An Australian Senate candidate at the centre of a gun control controversy has resigned from his party after footage emerged of him touching dancers and making sexist remarks at a strip club.
The videos of Steve Dickson, of the anti-Islam One Nation party, were filmed in the US last year and broadcast on Australian TV on Monday.
Mr Dickson, who had been the minor party’s leader in Queensland, apologised for his actions.
Australia will hold an election in May.
In the videos, Mr Dickson can be seen touching dancers and making derogatory comments about Asian women inside the club in Washington DC.
On Tuesday, he said he was “deeply remorseful” and that “the footage shown does not reflect the person I am”.
One Nation leader Pauline Hanson accepted his resignation, describing his behaviour as “unacceptable”.
However, Mr Dickson’s name will remain on ballot papers for the 18 May election because it is too late for parties to announce new candidates.

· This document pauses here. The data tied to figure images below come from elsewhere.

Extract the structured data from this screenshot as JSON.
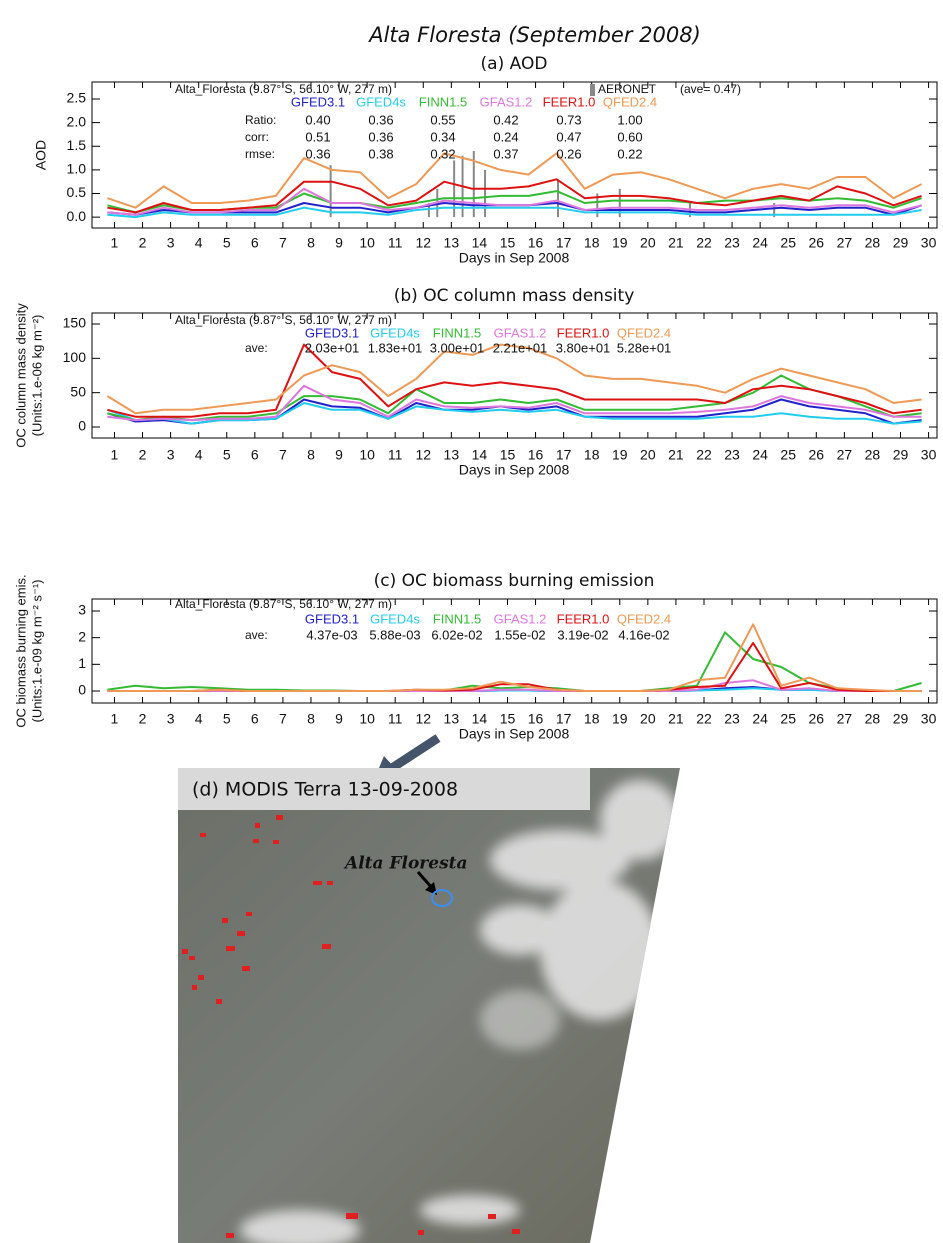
{
  "title": "Alta Floresta (September 2008)",
  "chart_data": [
    {
      "type": "line",
      "title": "(a) AOD",
      "station": "Alta_Floresta (9.87° S,  56.10° W,  277 m)",
      "xlabel": "Days in Sep 2008",
      "ylabel": [
        "AOD"
      ],
      "x": [
        0.75,
        1.75,
        2.75,
        3.75,
        4.75,
        5.75,
        6.75,
        7.75,
        8.75,
        9.75,
        10.75,
        11.75,
        12.75,
        13.75,
        14.75,
        15.75,
        16.75,
        17.75,
        18.75,
        19.75,
        20.75,
        21.75,
        22.75,
        23.75,
        24.75,
        25.75,
        26.75,
        27.75,
        28.75,
        29.75
      ],
      "xlim": [
        0.2,
        30.3
      ],
      "xticks": [
        1,
        2,
        3,
        4,
        5,
        6,
        7,
        8,
        9,
        10,
        11,
        12,
        13,
        14,
        15,
        16,
        17,
        18,
        19,
        20,
        21,
        22,
        23,
        24,
        25,
        26,
        27,
        28,
        29,
        30
      ],
      "ylim": [
        -0.23,
        2.86
      ],
      "yticks": [
        {
          "value": 0,
          "label": "0.0"
        },
        {
          "value": 0.5,
          "label": "0.5"
        },
        {
          "value": 1,
          "label": "1.0"
        },
        {
          "value": 1.5,
          "label": "1.5"
        },
        {
          "value": 2,
          "label": "2.0"
        },
        {
          "value": 2.5,
          "label": "2.5"
        }
      ],
      "series": [
        {
          "name": "GFED3.1",
          "color": "#2222cc",
          "values": [
            0.1,
            0.05,
            0.15,
            0.1,
            0.1,
            0.1,
            0.1,
            0.3,
            0.2,
            0.2,
            0.1,
            0.2,
            0.3,
            0.25,
            0.25,
            0.25,
            0.3,
            0.15,
            0.15,
            0.15,
            0.15,
            0.1,
            0.1,
            0.15,
            0.2,
            0.15,
            0.2,
            0.2,
            0.05,
            0.25
          ]
        },
        {
          "name": "GFED4s",
          "color": "#22ccee",
          "values": [
            0.05,
            0,
            0.1,
            0.05,
            0.05,
            0.05,
            0.05,
            0.2,
            0.1,
            0.1,
            0.05,
            0.15,
            0.2,
            0.2,
            0.2,
            0.2,
            0.2,
            0.1,
            0.1,
            0.1,
            0.1,
            0.05,
            0.05,
            0.05,
            0.05,
            0.05,
            0.05,
            0.05,
            0.05,
            0.15
          ]
        },
        {
          "name": "FINN1.5",
          "color": "#33bb33",
          "values": [
            0.25,
            0.1,
            0.25,
            0.15,
            0.15,
            0.2,
            0.2,
            0.5,
            0.3,
            0.3,
            0.2,
            0.3,
            0.4,
            0.4,
            0.45,
            0.45,
            0.55,
            0.3,
            0.35,
            0.35,
            0.35,
            0.3,
            0.35,
            0.35,
            0.4,
            0.35,
            0.4,
            0.35,
            0.2,
            0.4
          ]
        },
        {
          "name": "GFAS1.2",
          "color": "#dd77dd",
          "values": [
            0.1,
            0.05,
            0.2,
            0.1,
            0.1,
            0.15,
            0.15,
            0.6,
            0.3,
            0.3,
            0.15,
            0.2,
            0.35,
            0.3,
            0.25,
            0.25,
            0.35,
            0.15,
            0.2,
            0.2,
            0.2,
            0.15,
            0.15,
            0.2,
            0.25,
            0.2,
            0.25,
            0.25,
            0.1,
            0.25
          ]
        },
        {
          "name": "FEER1.0",
          "color": "#dd1111",
          "values": [
            0.2,
            0.1,
            0.3,
            0.15,
            0.15,
            0.2,
            0.25,
            0.75,
            0.75,
            0.6,
            0.25,
            0.35,
            0.75,
            0.6,
            0.6,
            0.65,
            0.8,
            0.4,
            0.45,
            0.45,
            0.4,
            0.3,
            0.25,
            0.35,
            0.45,
            0.35,
            0.65,
            0.5,
            0.25,
            0.45
          ]
        },
        {
          "name": "QFED2.4",
          "color": "#ee9955",
          "values": [
            0.4,
            0.2,
            0.65,
            0.3,
            0.3,
            0.35,
            0.45,
            1.25,
            1,
            0.95,
            0.4,
            0.7,
            1.35,
            1.2,
            1,
            0.9,
            1.35,
            0.6,
            0.9,
            0.95,
            0.8,
            0.6,
            0.4,
            0.6,
            0.7,
            0.6,
            0.85,
            0.85,
            0.4,
            0.7
          ]
        }
      ],
      "aeronet": {
        "name": "AERONET",
        "ave_label": "(ave= 0.47)",
        "color": "#888888",
        "x": [
          8.7,
          12.2,
          12.5,
          13.1,
          13.4,
          13.8,
          14.2,
          16.8,
          18.2,
          19,
          21.5,
          24.5
        ],
        "values": [
          1.1,
          0.3,
          0.6,
          1.2,
          1.3,
          1.4,
          1,
          0.8,
          0.5,
          0.6,
          0.3,
          0.3
        ]
      },
      "stats": [
        {
          "label": "Ratio:",
          "values": [
            "0.40",
            "0.36",
            "0.55",
            "0.42",
            "0.73",
            "1.00"
          ]
        },
        {
          "label": "corr:",
          "values": [
            "0.51",
            "0.36",
            "0.34",
            "0.24",
            "0.47",
            "0.60"
          ]
        },
        {
          "label": "rmse:",
          "values": [
            "0.36",
            "0.38",
            "0.32",
            "0.37",
            "0.26",
            "0.22"
          ]
        }
      ]
    },
    {
      "type": "line",
      "title": "(b) OC column mass density",
      "station": "Alta_Floresta (9.87° S,  56.10° W,  277 m)",
      "xlabel": "Days in Sep 2008",
      "ylabel": [
        "OC column mass density",
        "(Units:1.e-06 kg m⁻²)"
      ],
      "x": [
        0.75,
        1.75,
        2.75,
        3.75,
        4.75,
        5.75,
        6.75,
        7.75,
        8.75,
        9.75,
        10.75,
        11.75,
        12.75,
        13.75,
        14.75,
        15.75,
        16.75,
        17.75,
        18.75,
        19.75,
        20.75,
        21.75,
        22.75,
        23.75,
        24.75,
        25.75,
        26.75,
        27.75,
        28.75,
        29.75
      ],
      "xlim": [
        0.2,
        30.3
      ],
      "xticks": [
        1,
        2,
        3,
        4,
        5,
        6,
        7,
        8,
        9,
        10,
        11,
        12,
        13,
        14,
        15,
        16,
        17,
        18,
        19,
        20,
        21,
        22,
        23,
        24,
        25,
        26,
        27,
        28,
        29,
        30
      ],
      "ylim": [
        -16,
        166
      ],
      "yticks": [
        0,
        50,
        100,
        150
      ],
      "series": [
        {
          "name": "GFED3.1",
          "color": "#2222cc",
          "values": [
            20,
            8,
            10,
            5,
            10,
            10,
            12,
            40,
            30,
            28,
            12,
            35,
            25,
            25,
            30,
            25,
            30,
            15,
            15,
            15,
            15,
            15,
            20,
            25,
            40,
            30,
            25,
            20,
            5,
            10
          ]
        },
        {
          "name": "GFED4s",
          "color": "#22ccee",
          "values": [
            25,
            10,
            12,
            5,
            10,
            10,
            12,
            35,
            25,
            25,
            12,
            30,
            25,
            22,
            25,
            22,
            25,
            15,
            12,
            12,
            12,
            12,
            15,
            15,
            20,
            15,
            12,
            12,
            5,
            8
          ]
        },
        {
          "name": "FINN1.5",
          "color": "#33bb33",
          "values": [
            20,
            10,
            15,
            10,
            15,
            15,
            20,
            45,
            45,
            40,
            20,
            55,
            35,
            35,
            40,
            35,
            40,
            25,
            25,
            25,
            25,
            30,
            35,
            50,
            75,
            55,
            45,
            30,
            15,
            20
          ]
        },
        {
          "name": "GFAS1.2",
          "color": "#dd77dd",
          "values": [
            15,
            10,
            12,
            10,
            12,
            12,
            15,
            60,
            40,
            35,
            15,
            40,
            30,
            28,
            30,
            28,
            35,
            20,
            20,
            20,
            20,
            22,
            25,
            30,
            45,
            35,
            30,
            25,
            15,
            15
          ]
        },
        {
          "name": "FEER1.0",
          "color": "#dd1111",
          "values": [
            25,
            15,
            15,
            15,
            20,
            20,
            25,
            120,
            80,
            70,
            30,
            55,
            65,
            60,
            65,
            60,
            55,
            40,
            40,
            40,
            40,
            40,
            35,
            55,
            60,
            55,
            45,
            35,
            20,
            25
          ]
        },
        {
          "name": "QFED2.4",
          "color": "#ee9955",
          "values": [
            45,
            20,
            25,
            25,
            30,
            35,
            40,
            75,
            90,
            80,
            45,
            70,
            110,
            105,
            120,
            115,
            100,
            75,
            70,
            70,
            65,
            60,
            50,
            70,
            85,
            75,
            65,
            55,
            35,
            40
          ]
        }
      ],
      "stats": [
        {
          "label": "ave:",
          "values": [
            "2.03e+01",
            "1.83e+01",
            "3.00e+01",
            "2.21e+01",
            "3.80e+01",
            "5.28e+01"
          ]
        }
      ]
    },
    {
      "type": "line",
      "title": "(c) OC biomass burning emission",
      "station": "Alta_Floresta (9.87° S,  56.10° W,  277 m)",
      "xlabel": "Days in Sep 2008",
      "ylabel": [
        "OC biomass burning emis.",
        "(Units:1.e-09 kg m⁻² s⁻¹)"
      ],
      "x": [
        0.75,
        1.75,
        2.75,
        3.75,
        4.75,
        5.75,
        6.75,
        7.75,
        8.75,
        9.75,
        10.75,
        11.75,
        12.75,
        13.75,
        14.75,
        15.75,
        16.75,
        17.75,
        18.75,
        19.75,
        20.75,
        21.75,
        22.75,
        23.75,
        24.75,
        25.75,
        26.75,
        27.75,
        28.75,
        29.75
      ],
      "xlim": [
        0.2,
        30.3
      ],
      "xticks": [
        1,
        2,
        3,
        4,
        5,
        6,
        7,
        8,
        9,
        10,
        11,
        12,
        13,
        14,
        15,
        16,
        17,
        18,
        19,
        20,
        21,
        22,
        23,
        24,
        25,
        26,
        27,
        28,
        29,
        30
      ],
      "ylim": [
        -0.45,
        3.45
      ],
      "yticks": [
        0,
        1,
        2,
        3
      ],
      "series": [
        {
          "name": "GFED3.1",
          "color": "#2222cc",
          "values": [
            0,
            0,
            0,
            0,
            0,
            0,
            0,
            0,
            0,
            0,
            0,
            0,
            0,
            0,
            0.02,
            0.02,
            0,
            0,
            0,
            0,
            0,
            0.02,
            0.1,
            0.15,
            0.05,
            0.05,
            0,
            0,
            0,
            0
          ]
        },
        {
          "name": "GFED4s",
          "color": "#22ccee",
          "values": [
            0,
            0,
            0,
            0,
            0,
            0,
            0,
            0,
            0,
            0,
            0,
            0,
            0,
            0,
            0.02,
            0.02,
            0,
            0,
            0,
            0,
            0,
            0.02,
            0.05,
            0.1,
            0.05,
            0.05,
            0,
            0,
            0,
            0
          ]
        },
        {
          "name": "FINN1.5",
          "color": "#33bb33",
          "values": [
            0.05,
            0.2,
            0.1,
            0.15,
            0.1,
            0.05,
            0.05,
            0.02,
            0.02,
            0,
            0,
            0,
            0.02,
            0.2,
            0.1,
            0.15,
            0.1,
            0,
            0,
            0,
            0.1,
            0.2,
            2.2,
            1.2,
            0.9,
            0.3,
            0.1,
            0,
            0,
            0.3
          ]
        },
        {
          "name": "GFAS1.2",
          "color": "#dd77dd",
          "values": [
            0,
            0,
            0,
            0,
            0,
            0,
            0,
            0,
            0,
            0,
            0,
            0,
            0,
            0,
            0.05,
            0.05,
            0,
            0,
            0,
            0,
            0,
            0.05,
            0.3,
            0.4,
            0.05,
            0.1,
            0,
            0,
            0,
            0
          ]
        },
        {
          "name": "FEER1.0",
          "color": "#dd1111",
          "values": [
            0,
            0,
            0,
            0,
            0.05,
            0,
            0,
            0,
            0,
            0,
            0,
            0.05,
            0.02,
            0.05,
            0.25,
            0.25,
            0.05,
            0,
            0,
            0,
            0.05,
            0.15,
            0.2,
            1.8,
            0.1,
            0.3,
            0.05,
            0,
            0,
            0
          ]
        },
        {
          "name": "QFED2.4",
          "color": "#ee9955",
          "values": [
            0,
            0,
            0,
            0,
            0.05,
            0,
            0,
            0,
            0,
            0,
            0,
            0.05,
            0.05,
            0.1,
            0.35,
            0.15,
            0.05,
            0,
            0,
            0,
            0.05,
            0.4,
            0.5,
            2.5,
            0.2,
            0.5,
            0.1,
            0.05,
            0,
            0
          ]
        }
      ],
      "stats": [
        {
          "label": "ave:",
          "values": [
            "4.37e-03",
            "5.88e-03",
            "6.02e-02",
            "1.55e-02",
            "3.19e-02",
            "4.16e-02"
          ]
        }
      ]
    }
  ],
  "image": {
    "caption": "(d) MODIS Terra 13-09-2008",
    "place": "Alta Floresta"
  }
}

Mr Dickson was embroiled in a scandal last month when secret recordings, made by media organisation Al Jazeera, showed him and another senior party official allegedly seeking political donations
MPs across the political spectrum expressed concerns that One Nation may be seeking to water down Australia’s strict control laws, introduced after a mass shooting in Tasmania in 1996 killed 35 people.